Cross-examined by Hartley, Lynda Ramsden said that she had no interest in betting. "I'm not interested and I don't get involved," she said. Hartley then asked: "Or is it that you shut your eyes?" "No," she said, "I'm not interested in gambling. My husband is his own man, he doesn't tell me what he's had a bet on."
Earlier, Mrs Ramsden was pressed as to whether her husband could have spoken to Fallon without her knowledge. "I am suggesting," Hartley said, "that it would have been the easiest thing in the world."
"We didn't split up into twos or threes," she responded. "In the paddock at Newmarket, you need to keep together or you would probably get separated." When asked if her husband had told Fallon to stop Top Cees, she said: "We have never ever said that to a jockey so there was no reason why we should start there?"
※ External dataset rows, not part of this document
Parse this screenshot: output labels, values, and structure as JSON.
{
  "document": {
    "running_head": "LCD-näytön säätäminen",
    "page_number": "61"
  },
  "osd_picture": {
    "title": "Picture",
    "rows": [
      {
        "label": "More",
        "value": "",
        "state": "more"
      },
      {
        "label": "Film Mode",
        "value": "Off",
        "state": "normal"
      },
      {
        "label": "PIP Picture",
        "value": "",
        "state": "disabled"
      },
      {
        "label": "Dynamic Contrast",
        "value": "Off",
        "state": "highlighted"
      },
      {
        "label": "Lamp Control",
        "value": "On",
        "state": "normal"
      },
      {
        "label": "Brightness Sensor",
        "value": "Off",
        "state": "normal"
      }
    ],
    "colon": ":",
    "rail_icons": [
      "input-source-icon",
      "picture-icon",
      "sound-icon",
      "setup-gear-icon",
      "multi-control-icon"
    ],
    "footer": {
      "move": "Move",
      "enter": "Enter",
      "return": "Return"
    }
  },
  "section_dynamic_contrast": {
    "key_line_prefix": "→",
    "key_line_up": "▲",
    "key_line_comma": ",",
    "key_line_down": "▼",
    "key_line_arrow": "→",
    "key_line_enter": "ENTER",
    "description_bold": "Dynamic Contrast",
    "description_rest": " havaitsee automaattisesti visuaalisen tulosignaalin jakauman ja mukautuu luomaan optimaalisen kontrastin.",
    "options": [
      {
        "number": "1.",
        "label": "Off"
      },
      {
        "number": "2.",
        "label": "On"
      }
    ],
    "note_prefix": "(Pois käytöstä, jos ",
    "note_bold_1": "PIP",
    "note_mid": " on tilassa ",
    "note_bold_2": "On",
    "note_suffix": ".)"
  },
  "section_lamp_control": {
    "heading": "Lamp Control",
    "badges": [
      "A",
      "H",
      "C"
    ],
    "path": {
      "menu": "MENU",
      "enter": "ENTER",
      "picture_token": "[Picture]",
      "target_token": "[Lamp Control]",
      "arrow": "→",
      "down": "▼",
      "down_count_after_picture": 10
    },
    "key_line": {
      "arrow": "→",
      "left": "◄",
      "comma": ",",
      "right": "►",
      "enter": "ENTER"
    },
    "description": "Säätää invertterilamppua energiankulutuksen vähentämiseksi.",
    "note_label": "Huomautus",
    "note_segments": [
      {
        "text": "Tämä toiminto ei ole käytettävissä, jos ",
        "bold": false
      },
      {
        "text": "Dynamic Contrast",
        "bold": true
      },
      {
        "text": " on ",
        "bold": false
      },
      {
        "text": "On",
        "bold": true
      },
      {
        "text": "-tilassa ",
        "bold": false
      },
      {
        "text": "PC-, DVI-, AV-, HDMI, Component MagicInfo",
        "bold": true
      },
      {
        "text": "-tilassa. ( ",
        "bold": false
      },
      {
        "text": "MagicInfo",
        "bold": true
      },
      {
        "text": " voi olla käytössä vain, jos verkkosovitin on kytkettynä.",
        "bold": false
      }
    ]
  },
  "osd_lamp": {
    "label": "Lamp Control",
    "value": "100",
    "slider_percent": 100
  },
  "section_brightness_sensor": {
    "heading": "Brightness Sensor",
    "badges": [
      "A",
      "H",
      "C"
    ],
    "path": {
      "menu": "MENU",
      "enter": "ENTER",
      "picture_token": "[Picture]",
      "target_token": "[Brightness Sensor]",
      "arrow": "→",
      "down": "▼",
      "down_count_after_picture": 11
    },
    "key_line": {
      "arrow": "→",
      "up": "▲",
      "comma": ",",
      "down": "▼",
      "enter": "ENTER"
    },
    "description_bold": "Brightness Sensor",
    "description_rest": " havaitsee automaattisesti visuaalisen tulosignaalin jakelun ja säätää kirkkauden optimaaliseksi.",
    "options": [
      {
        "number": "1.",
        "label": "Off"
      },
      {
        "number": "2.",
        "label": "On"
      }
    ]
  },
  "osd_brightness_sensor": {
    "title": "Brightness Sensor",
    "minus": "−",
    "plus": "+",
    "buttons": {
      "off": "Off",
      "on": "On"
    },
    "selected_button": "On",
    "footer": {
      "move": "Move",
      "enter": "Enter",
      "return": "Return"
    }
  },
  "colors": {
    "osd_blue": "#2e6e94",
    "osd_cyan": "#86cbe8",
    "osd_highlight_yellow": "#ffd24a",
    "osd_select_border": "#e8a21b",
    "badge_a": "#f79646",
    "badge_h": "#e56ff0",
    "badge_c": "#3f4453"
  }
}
The plaintiffs are suing over an article in The Sporting Life in May 1995, the day after Top Cees won the Chester Cup, which accused them of "cheating". Mirror Group Newspapers, publishers of The Sporting Life, deny libel, on the grounds that the article was justified and fair comment on a matter of public interest. The case continues today, when the counsels are expected to deliver their closing speeches.